Posted by: liturgicalyear | July 30, 2010

St. Peter Chrysologus

Today we celebrate one of the early Doctors of the Church, Saint Peter Chrysologus, known as the Doctor of Homilies.  Born in Italy in 406, he was an adult convert to Catholicism.  He fought paganism and the Monophysite heresy, which denied the humanity of Christ, saying He was solely divine.

A powerful preacher, he was called “Chrysologus”, meaning “golden word.”  Of his sermons, 176 have survived – quite a number considering their age..  His teachings on the Incarnation, the Creed, and Our Lady’s role and that of St. John the Baptist in God’s plan for our salvation prompted Pope Benedict XIII to proclaim him a Doctor of the Church.
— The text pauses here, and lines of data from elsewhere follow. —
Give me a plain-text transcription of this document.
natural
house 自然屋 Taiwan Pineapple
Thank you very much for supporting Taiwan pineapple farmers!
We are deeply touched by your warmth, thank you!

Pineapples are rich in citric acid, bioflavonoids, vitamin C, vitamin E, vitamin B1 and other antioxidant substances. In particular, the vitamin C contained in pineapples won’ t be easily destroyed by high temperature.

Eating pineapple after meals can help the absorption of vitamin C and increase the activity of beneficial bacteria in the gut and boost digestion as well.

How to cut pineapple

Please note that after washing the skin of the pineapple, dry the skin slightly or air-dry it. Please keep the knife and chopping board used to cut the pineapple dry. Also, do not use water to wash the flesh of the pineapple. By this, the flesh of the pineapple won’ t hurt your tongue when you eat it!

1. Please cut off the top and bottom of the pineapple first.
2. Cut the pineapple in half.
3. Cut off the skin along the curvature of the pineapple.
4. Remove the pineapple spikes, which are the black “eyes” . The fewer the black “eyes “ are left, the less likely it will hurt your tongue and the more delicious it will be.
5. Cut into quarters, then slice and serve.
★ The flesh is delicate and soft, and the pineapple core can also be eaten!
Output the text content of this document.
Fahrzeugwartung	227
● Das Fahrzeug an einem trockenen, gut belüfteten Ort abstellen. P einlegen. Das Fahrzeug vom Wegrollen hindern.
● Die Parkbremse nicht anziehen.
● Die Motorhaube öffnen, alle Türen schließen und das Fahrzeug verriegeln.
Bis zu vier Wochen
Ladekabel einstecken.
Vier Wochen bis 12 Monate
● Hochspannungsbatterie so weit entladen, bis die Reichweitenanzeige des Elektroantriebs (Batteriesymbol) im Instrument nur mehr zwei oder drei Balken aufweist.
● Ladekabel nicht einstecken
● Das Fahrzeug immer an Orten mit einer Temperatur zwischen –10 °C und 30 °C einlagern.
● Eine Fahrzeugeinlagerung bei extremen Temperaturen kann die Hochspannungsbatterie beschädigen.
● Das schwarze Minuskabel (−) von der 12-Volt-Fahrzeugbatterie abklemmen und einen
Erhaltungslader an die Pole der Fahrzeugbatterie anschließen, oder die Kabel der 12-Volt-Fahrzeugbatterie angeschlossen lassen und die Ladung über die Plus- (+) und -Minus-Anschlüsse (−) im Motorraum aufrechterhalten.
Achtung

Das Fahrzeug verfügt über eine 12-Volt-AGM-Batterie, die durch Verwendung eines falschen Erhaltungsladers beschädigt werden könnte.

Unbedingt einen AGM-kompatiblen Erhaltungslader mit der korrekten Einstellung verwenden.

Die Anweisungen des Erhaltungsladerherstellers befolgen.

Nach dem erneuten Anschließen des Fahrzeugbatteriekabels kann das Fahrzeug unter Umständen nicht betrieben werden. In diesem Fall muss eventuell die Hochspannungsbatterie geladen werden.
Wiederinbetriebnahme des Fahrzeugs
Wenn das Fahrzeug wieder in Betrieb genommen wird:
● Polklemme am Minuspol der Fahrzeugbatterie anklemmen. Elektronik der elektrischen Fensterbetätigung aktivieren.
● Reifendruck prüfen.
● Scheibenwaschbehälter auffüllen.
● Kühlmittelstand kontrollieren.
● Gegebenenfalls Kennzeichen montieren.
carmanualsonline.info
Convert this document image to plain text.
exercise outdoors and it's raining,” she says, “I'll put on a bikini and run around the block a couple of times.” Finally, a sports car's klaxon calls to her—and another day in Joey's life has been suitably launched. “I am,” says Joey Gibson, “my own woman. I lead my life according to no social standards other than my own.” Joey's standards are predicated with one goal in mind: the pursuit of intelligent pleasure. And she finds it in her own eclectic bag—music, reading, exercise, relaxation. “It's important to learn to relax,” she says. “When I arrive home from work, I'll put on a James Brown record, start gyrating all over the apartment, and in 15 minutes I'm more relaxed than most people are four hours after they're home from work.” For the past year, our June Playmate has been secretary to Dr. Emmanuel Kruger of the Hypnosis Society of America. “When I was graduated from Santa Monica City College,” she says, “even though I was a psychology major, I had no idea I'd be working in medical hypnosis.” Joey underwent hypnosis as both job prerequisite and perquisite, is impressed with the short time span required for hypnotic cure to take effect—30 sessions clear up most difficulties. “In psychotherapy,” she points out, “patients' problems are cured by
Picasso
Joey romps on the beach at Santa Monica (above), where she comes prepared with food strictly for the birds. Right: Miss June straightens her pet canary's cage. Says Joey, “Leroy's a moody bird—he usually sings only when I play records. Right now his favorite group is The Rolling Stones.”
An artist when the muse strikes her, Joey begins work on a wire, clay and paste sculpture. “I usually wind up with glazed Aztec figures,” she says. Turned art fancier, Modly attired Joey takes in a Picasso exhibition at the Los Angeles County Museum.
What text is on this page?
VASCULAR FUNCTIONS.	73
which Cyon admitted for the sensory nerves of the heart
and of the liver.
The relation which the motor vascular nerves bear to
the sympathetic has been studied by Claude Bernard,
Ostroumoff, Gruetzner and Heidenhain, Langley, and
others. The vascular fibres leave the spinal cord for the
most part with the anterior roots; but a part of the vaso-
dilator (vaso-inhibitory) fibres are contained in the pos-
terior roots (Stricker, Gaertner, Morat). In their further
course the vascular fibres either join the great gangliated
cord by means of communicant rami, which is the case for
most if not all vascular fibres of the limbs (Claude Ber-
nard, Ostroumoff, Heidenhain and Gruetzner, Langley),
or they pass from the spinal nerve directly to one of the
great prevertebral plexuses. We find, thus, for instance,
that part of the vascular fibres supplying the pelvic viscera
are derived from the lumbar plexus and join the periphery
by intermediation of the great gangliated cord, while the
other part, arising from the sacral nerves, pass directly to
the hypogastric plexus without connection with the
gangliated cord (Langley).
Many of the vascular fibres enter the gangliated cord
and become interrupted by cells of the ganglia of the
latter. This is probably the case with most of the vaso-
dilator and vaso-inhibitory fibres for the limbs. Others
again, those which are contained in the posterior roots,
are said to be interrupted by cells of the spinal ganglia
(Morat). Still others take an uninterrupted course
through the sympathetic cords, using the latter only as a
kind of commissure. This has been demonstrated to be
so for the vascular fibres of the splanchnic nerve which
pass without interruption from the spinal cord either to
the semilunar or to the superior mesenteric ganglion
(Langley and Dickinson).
Being that so many of his writings remain, I thought it might benefit us to ponder some of his “golden words.”  Below are excerpts from his some of his sermons.  (The first one is particularly pithy):

* Anyone who wishes to frolic with the devil cannot rejoice with Christ.

* The devil does not wish to possess a man, but to destroy him. Why? Because he does not wish, he does not dare, he does not allow the man to arrive at the Heaven from which the devil fell. Jealousy, envy, pride and anger, to name only a few capital sins, rage in Lucifer, the prince of devils.

* We exhort you in every respect, honorable brother, to heed obediently what has been written by the Most Blessed Pope of the City of Rome; for Blessed Peter, who lives and presides in his own see, provides the truth of faith to those who seek it.

* He is The Bread sown in the virgin, leavened in the Flesh, molded in His Passion, baked in the furnace of the Sepulchre, placed in the Churches, and set upon the Altars, which daily supplies Heavenly Food to the faithful.

* There are three things, my brethren, which causes faith to stand firm, devotion to remain constant and virtue to endure. They are prayer, fasting and mercy. Prayer knocks at the door, fasting obtains and mercy receives. Prayer, mercy and fasting are one. They give life to each other.

* Prayer, mercy and fasting: These three are one, and they give life to each other. Fasting is the soul of prayer; mercy is the lifeblood of fasting. Let no one try to separate them; they cannot be separated. If you have only one of them or not all together, you have nothing. So if you pray, fast; if fast, show mercy; if you want your petition to be heard, hear the petition of others. When you fast, see the fasting of others. If you hope for mercy, show mercy. If you look for kindness, show kindness. If you want to receive, give.

* Offer your soul to God, make him an oblation of your fasting, so that your soul may be a pure offering, a holy sacrifice, a living victim, remaining your own and at the same time made over to God. Whoever fails to give this to God will not be excused, for if you are to give him yourself you are never without the means of giving.

* Let us use fasting to make up for what we have lost by despising others.  Let us offer our souls in sacrifice by means of fasting.  There is nothing more pleasing that we can offer to God, as the psalmist said in prophecy:  A sacrifice to God is a broken spirit, God does not despise a bruised and humbled heart.